With the first season of Stranger Things, the Duffer Brothers crafted a tale that steeped itself in ’80s culture even as it explored pleasantly (and painfully) relatable characters and concepts. Franchise staples like Steve Harrington, Nancy Wheeler, and Dustin Henderson subverted their archetypes while characters like Mike Wheeler, Eleven, and Jim Hopper embraced theirs. In its second season, Stranger Things aims for bigger action and higher stakes but often forgets to go deeper. The Duffers knew that they’d inadvertently created a blockbuster series, and it’s clear that they tried to top themselves. The result? Sometimes middling, other times fantastic, this sophomore season fights against its wiser judgments, taking risks when it never needed to and pushing Stranger Things closer to mediocrity. The first season introduced a creature that only terrified viewers because it threatened characters we’d come to love as close friends. The second season, on the other hand, seeks more through multiplication, adding more of the same monsters and sapping the series of any real surprise.

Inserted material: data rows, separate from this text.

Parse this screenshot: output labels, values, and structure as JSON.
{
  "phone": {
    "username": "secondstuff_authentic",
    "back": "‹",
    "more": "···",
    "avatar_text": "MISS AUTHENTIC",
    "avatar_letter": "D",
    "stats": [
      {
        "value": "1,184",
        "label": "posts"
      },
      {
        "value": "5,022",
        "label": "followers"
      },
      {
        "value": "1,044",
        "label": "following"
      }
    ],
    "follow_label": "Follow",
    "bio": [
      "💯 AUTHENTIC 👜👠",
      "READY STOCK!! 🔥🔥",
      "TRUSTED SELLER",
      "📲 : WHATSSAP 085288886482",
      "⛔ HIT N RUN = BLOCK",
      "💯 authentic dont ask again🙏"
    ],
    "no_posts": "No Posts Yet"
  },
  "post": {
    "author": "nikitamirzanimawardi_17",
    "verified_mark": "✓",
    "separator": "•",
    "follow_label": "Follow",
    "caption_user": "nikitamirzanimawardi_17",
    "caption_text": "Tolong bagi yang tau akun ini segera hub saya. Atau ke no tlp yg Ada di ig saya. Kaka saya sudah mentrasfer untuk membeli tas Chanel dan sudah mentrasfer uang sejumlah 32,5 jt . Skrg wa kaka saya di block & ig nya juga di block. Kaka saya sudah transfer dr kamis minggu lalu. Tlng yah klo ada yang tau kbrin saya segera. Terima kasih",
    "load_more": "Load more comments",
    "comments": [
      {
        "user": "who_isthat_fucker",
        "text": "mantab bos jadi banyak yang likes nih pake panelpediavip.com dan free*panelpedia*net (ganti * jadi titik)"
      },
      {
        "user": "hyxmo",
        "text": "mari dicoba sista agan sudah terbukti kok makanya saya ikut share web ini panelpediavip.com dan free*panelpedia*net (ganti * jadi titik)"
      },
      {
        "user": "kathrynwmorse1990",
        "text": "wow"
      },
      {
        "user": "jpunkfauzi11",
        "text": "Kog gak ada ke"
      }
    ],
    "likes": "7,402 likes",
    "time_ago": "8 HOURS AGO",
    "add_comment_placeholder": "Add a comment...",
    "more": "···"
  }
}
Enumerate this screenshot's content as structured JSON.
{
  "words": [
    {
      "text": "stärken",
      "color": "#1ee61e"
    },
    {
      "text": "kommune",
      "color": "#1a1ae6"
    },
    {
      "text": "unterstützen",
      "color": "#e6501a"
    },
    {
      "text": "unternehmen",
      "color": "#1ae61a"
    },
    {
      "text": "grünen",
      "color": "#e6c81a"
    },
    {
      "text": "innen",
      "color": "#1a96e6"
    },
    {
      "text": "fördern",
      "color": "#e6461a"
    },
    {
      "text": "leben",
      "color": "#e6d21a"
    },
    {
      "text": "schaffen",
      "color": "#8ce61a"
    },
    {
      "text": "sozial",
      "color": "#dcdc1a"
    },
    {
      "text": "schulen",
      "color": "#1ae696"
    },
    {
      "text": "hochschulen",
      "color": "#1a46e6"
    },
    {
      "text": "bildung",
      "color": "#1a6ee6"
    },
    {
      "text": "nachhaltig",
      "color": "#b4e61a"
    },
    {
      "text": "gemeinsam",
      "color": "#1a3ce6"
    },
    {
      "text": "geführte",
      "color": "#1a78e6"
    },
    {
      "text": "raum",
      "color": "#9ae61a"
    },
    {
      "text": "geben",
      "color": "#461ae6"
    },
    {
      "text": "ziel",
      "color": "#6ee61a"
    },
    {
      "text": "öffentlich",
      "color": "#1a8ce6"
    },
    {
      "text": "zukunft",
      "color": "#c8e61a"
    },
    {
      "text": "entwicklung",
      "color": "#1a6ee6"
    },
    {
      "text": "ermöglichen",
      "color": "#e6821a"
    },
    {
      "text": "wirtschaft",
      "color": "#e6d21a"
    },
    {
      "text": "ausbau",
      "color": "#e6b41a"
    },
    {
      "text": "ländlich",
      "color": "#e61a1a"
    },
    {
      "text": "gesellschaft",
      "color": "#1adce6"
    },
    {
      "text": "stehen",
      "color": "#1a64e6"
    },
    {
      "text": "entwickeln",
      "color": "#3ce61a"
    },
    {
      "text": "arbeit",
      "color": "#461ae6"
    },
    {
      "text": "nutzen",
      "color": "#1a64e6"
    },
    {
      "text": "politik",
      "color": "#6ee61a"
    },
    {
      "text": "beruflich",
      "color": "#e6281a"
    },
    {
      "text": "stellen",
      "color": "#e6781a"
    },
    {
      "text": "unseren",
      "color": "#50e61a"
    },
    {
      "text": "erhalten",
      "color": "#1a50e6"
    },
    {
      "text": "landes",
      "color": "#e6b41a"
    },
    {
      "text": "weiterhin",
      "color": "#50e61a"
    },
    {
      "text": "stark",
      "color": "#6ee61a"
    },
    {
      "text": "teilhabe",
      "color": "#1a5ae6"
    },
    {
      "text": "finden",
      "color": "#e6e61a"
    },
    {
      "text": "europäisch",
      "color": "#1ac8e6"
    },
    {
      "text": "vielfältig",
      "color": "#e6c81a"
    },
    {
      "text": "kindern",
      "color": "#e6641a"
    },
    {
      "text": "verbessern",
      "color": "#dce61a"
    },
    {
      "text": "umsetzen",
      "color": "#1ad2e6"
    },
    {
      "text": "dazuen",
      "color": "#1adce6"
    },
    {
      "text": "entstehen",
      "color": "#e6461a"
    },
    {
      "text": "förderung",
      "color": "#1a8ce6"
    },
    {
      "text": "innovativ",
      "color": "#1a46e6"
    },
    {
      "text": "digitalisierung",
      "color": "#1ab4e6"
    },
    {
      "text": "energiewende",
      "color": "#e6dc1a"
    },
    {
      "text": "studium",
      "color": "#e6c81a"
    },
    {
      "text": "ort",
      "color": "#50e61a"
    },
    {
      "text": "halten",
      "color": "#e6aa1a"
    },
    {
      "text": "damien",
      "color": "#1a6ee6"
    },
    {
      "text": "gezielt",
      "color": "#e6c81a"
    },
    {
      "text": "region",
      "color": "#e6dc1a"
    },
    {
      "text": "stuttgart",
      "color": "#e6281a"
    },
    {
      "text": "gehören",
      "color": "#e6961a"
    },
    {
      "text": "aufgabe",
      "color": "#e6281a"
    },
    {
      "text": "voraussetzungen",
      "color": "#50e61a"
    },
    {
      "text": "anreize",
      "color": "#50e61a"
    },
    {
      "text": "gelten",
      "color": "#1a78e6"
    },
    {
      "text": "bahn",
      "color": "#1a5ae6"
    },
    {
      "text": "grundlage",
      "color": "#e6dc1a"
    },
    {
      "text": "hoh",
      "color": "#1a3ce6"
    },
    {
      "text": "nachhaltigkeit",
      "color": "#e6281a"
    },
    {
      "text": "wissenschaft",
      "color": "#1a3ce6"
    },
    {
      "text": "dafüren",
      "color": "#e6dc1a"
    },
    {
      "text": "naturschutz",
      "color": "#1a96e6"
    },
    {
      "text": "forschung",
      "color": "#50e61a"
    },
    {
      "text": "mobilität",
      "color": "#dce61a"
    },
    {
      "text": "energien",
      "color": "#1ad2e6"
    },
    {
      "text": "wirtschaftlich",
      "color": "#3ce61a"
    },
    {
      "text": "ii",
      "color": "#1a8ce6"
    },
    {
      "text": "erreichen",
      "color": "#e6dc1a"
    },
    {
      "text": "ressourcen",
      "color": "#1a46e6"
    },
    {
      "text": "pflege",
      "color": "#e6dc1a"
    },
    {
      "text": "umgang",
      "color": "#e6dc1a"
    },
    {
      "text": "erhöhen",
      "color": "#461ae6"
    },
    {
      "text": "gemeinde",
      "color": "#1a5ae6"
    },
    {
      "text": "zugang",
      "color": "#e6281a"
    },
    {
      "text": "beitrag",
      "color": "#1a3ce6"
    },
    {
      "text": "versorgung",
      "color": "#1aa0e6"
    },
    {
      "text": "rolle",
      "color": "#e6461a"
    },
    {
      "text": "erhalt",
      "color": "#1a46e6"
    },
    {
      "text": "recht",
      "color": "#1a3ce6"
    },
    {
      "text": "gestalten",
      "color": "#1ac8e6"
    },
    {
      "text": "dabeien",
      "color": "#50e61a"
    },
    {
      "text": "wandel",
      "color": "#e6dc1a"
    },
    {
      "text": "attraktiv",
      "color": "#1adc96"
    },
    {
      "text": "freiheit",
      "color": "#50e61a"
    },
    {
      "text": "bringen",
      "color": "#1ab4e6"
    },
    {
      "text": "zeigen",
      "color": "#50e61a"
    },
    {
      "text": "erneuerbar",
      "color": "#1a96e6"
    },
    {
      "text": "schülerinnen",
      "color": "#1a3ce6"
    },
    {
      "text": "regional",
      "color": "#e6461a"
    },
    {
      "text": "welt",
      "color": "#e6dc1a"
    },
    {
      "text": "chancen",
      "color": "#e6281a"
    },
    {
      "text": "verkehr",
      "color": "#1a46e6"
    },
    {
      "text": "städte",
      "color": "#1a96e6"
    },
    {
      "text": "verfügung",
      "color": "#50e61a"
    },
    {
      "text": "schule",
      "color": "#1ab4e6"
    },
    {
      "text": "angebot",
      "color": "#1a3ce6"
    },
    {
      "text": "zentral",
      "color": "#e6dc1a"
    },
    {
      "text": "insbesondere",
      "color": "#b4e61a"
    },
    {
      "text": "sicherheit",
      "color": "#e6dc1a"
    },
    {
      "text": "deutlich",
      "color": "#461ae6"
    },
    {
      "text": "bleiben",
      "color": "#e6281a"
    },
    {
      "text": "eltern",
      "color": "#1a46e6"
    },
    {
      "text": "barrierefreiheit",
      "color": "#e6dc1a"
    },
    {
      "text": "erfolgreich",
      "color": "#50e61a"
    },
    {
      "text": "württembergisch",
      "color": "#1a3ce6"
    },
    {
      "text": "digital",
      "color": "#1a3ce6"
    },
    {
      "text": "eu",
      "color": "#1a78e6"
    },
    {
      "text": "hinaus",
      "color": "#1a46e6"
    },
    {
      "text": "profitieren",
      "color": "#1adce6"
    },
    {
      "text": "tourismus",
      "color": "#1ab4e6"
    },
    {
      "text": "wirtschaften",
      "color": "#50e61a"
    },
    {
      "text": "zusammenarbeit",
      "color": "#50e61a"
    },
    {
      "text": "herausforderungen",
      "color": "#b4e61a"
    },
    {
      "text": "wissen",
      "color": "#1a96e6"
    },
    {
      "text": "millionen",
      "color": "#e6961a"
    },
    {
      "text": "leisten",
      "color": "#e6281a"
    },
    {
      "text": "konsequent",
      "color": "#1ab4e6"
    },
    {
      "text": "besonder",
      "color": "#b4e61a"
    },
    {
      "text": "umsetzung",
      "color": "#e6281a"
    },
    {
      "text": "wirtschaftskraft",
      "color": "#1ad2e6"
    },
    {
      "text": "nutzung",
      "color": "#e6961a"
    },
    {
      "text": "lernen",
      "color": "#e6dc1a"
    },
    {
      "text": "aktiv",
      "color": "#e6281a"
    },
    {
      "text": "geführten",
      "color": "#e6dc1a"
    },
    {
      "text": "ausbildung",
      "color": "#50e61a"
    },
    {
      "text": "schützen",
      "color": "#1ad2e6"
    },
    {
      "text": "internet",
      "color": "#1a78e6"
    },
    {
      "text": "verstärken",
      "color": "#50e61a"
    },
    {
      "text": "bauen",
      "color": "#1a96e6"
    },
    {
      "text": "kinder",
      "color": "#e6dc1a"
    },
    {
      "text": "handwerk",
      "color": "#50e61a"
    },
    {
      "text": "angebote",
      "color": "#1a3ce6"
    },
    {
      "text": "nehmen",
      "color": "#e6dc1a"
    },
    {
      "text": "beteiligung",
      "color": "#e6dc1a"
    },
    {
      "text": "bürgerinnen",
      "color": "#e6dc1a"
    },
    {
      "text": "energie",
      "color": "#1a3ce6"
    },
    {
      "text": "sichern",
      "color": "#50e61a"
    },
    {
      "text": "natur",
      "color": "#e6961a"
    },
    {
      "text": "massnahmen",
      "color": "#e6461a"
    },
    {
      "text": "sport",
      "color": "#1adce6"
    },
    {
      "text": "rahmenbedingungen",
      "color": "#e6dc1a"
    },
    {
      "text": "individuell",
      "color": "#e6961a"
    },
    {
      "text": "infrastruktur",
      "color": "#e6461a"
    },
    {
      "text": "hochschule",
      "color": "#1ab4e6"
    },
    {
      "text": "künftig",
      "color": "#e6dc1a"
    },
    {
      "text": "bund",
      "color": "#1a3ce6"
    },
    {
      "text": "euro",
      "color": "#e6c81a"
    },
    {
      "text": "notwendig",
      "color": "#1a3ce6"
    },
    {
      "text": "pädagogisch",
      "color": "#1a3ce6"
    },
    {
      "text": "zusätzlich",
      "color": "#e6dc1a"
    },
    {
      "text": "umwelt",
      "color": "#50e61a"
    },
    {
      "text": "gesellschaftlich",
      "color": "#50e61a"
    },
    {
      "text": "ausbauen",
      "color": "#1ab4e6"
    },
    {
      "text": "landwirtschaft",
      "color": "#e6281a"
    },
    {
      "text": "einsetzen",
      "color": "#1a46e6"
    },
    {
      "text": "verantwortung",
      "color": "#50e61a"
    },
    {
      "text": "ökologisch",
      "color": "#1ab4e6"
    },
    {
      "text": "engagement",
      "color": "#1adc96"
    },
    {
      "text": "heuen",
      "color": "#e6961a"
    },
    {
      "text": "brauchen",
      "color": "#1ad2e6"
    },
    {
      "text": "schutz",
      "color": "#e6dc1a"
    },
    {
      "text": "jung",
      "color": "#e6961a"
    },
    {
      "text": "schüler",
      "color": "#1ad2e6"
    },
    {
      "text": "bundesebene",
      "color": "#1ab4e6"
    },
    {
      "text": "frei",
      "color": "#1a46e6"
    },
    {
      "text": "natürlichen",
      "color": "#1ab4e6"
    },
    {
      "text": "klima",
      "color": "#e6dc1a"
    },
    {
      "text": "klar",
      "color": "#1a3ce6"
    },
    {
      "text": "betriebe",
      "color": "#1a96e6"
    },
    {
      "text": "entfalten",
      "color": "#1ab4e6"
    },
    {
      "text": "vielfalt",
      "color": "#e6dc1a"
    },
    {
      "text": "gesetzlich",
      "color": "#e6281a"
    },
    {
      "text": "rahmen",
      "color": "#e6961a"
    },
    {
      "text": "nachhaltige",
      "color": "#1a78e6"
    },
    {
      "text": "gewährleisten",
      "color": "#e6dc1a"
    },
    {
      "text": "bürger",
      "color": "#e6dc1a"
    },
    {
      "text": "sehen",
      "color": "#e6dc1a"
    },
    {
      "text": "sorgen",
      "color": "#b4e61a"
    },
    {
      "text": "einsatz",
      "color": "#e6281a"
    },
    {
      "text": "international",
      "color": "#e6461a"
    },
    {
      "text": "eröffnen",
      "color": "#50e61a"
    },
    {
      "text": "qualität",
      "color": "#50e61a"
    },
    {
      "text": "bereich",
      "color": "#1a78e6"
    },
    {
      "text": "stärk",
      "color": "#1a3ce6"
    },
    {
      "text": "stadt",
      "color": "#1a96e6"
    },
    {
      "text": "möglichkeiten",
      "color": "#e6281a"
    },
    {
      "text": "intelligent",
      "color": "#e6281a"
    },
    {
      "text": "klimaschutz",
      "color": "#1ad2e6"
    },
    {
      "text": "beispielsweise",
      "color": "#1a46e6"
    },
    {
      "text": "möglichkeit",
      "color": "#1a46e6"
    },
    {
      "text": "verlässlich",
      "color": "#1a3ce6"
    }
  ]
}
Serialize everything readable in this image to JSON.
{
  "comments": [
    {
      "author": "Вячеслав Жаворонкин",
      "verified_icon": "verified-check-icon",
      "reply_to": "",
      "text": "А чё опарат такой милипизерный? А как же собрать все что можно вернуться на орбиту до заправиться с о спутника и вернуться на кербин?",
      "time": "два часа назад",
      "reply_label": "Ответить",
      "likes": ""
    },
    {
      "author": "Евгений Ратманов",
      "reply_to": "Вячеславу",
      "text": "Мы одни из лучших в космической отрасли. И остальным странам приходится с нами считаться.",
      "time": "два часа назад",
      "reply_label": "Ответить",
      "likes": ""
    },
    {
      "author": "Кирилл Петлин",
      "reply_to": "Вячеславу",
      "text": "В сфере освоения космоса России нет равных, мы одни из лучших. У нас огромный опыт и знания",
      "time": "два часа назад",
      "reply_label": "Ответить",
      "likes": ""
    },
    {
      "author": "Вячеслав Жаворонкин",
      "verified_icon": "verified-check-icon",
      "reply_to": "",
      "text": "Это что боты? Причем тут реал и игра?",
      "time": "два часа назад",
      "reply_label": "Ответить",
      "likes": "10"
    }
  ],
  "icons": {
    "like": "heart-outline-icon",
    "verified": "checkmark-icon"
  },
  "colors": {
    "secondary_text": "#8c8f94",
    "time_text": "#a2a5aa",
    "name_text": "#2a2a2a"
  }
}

While this second season emphasizes its already present horror elements and aims to thrill in ways the first season couldn’t, it is significantly less scary, less interesting, and less exciting than its predecessor. By expanding the reach of the many-legged threat at the center of this arc, Stranger Things has sacrificed the terror of close-quartered calamity for a sporadically thrilling yet mostly trite ‘The sky is falling!’ approach that doesn’t work quite as well as the Duffers might have hoped.
Drop in quality aside, the second season adds a delightful new dynamic and shifts the focus to characters who really needed fleshing out. Will Byers functions as both hero and harbinger here, allowing for some intriguing interplay between the two juxtaposed roles. He spent the first season choking on slimy tubes in the Upside Down, so it’s only fair that he takes on a more prominent role here. The budding friendship between big-hearted, big-haired Steve Harrington and tangle-topped Dustin Henderson shines amidst a dearth of memorable interactions. That’s about all the intrigue this season holds, though. The show sends season one standouts Nancy Wheeler and Jonathan Byers off on a quest that was clearly shoehorned into an already crowded script for no reason other than to have them further explore a mutual attraction.
Stranger Things has absolutely seen better days, but what we get here never becomes bad television. It’s just ‘meh’ television, and that’s a damn shame.